Le soir, je suis parti en taxi, il fallait aller de Saint-Paul à Minneapolis. Il y a une certaine distance entre les deux, mais quand je me suis assis dans mon fauteuil, devant mon pupitre, j'ai senti une main se poser sur mon épaule. C'était mon docteur qui m'a dit: Je suis là, n'ayez pas peur, je vous surveille. [...]"
Une deuxième aventure, le président Wilson...
"[...]Une autre aventure est celle qui m'est arrivée à Washington. Nous avions une grande soirée donnée au profit de la Croix-Rouge, et tout le corps diplomatique devait assister à ce spectacle, y compris le président Wilson. Diaghilev m'avait recommandé d'être à mon pupitre très tôt, pour pouvoir jouer l'hymne national à l'entrée du président Wilson. J'étais prêt, j'étais au pupitre, lorsque tout d'un coup un machinisme vient à la porte de l'orchestre et me dit: Monsieur Diaghilev vous demande d'urgence sur la scène. Il n'avait pas compris ce qu'on lui avait dit. J'ai cru que c'était vrai, je suis sorti, je suis monté sur la scène. Une fois sur scène, je n'ai pas vu Diaghilev; mais à ce moment-là j'ai entendu l'orchestre qui commençait tout seul l'hymne national. Alors, affolé, je me suis précipité hors de la scène pour aller rejoindre mon poste. Je ne pouvait y aller qu'en passant par la salle. A ce moment-là j'ai renversé quelqu'un dans le couloir; c'était le président Wilson. Je lui suis rentré avec la tête dans le ventre, c'était épouvantable!
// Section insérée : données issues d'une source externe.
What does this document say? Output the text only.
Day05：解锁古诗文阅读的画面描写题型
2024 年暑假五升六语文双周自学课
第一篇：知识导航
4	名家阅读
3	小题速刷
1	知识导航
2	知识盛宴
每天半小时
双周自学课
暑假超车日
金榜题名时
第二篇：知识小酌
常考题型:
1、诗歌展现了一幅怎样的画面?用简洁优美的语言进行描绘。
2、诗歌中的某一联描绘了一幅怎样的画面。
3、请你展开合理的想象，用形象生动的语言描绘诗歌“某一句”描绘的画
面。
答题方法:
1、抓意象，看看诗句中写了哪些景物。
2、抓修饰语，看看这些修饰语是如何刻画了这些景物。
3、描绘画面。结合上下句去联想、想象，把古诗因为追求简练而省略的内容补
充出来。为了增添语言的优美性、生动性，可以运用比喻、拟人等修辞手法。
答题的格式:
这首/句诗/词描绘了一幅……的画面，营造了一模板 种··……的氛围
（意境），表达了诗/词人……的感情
Enfin, le reste de la saison ne s'est pas trop mal passé.
Après notre saison de Ballets russes en Amérique, nous avons rejoint l'Espagne: c'est le seul pays où l'on pouvait aller, et Diaghilev espérait pouvoir y donner des spectacles. À ce moment là, c'était dangereux parce que, vous le savez, les sous-marins allemands sillonnaient les mers. Nous avons dû prendre un bateau italien qui partait pour Cadix; nous étions les seuls sur ce bateau, qui faisait du transport de marchandises, ou des choses comme ça, mais où il y avait de quoi loger des gens. Je n'oublierai jamais cette traversée, parce qu'il fallait toujours être à côté de Diaghilev et lui tenir la main: il avait une terreur de la mer telle que c'était le premier voyage et le dernier qu'il ait fait, une terreur épouvantable. Il faisait tellement chaud qu'on passait les nuits sur le pont, sur des fauteuils, et il fallait être à côté de lui, Massine d'un côté et moi de l'autre, et l'encourager pour lui montrer qu'il n'y avait pas de danger. Bref, nous avons fini, sans encombre, par arriver à Cadix. Et lorsque nous avons débarqué, nous avons vu Diaghilev s'agenouiller et baiser la terre, en bon Russe qu'il était. [...]"
5. L'Espagne, rencontre avec Manuel de Falla...
Manuel de Falla
"[...] Nous sommes alors allés à Madrid, nous avons donné une série de spectacles au Théâtre Real qui est aujourd'hui brûlé, et nous y avons rencontré Manuel de Falla. Manuel de Falla, je le connaissais depuis avant la guerre, je l'avais rencontré à Paris. Manuel de Falla était un être exquis, d'une pureté absolue, d'une candeur... mais un malchanceux comme je n'en ai jamais vu: il se trouvait toujours dans des positions impossibles. Lorsqu'il est venu à Londres, le jour de la première du Tricorne, il a reçu un télégramme de Madrid lui disant que sa mère venait de mourir. Lorsqu'il arriva, il avait perdu les clefs de sa malle, il avait le frac dans sa malle et il n'avait point de frac pour la première, enfin il ne lui arrivait que des choses comme celles-là, à ce pauvre de Falla. Les hasards lui étaient le contraire de ce qu'ils étaient pour moi: les miens étaient guidés par une bonne Providence. [...]"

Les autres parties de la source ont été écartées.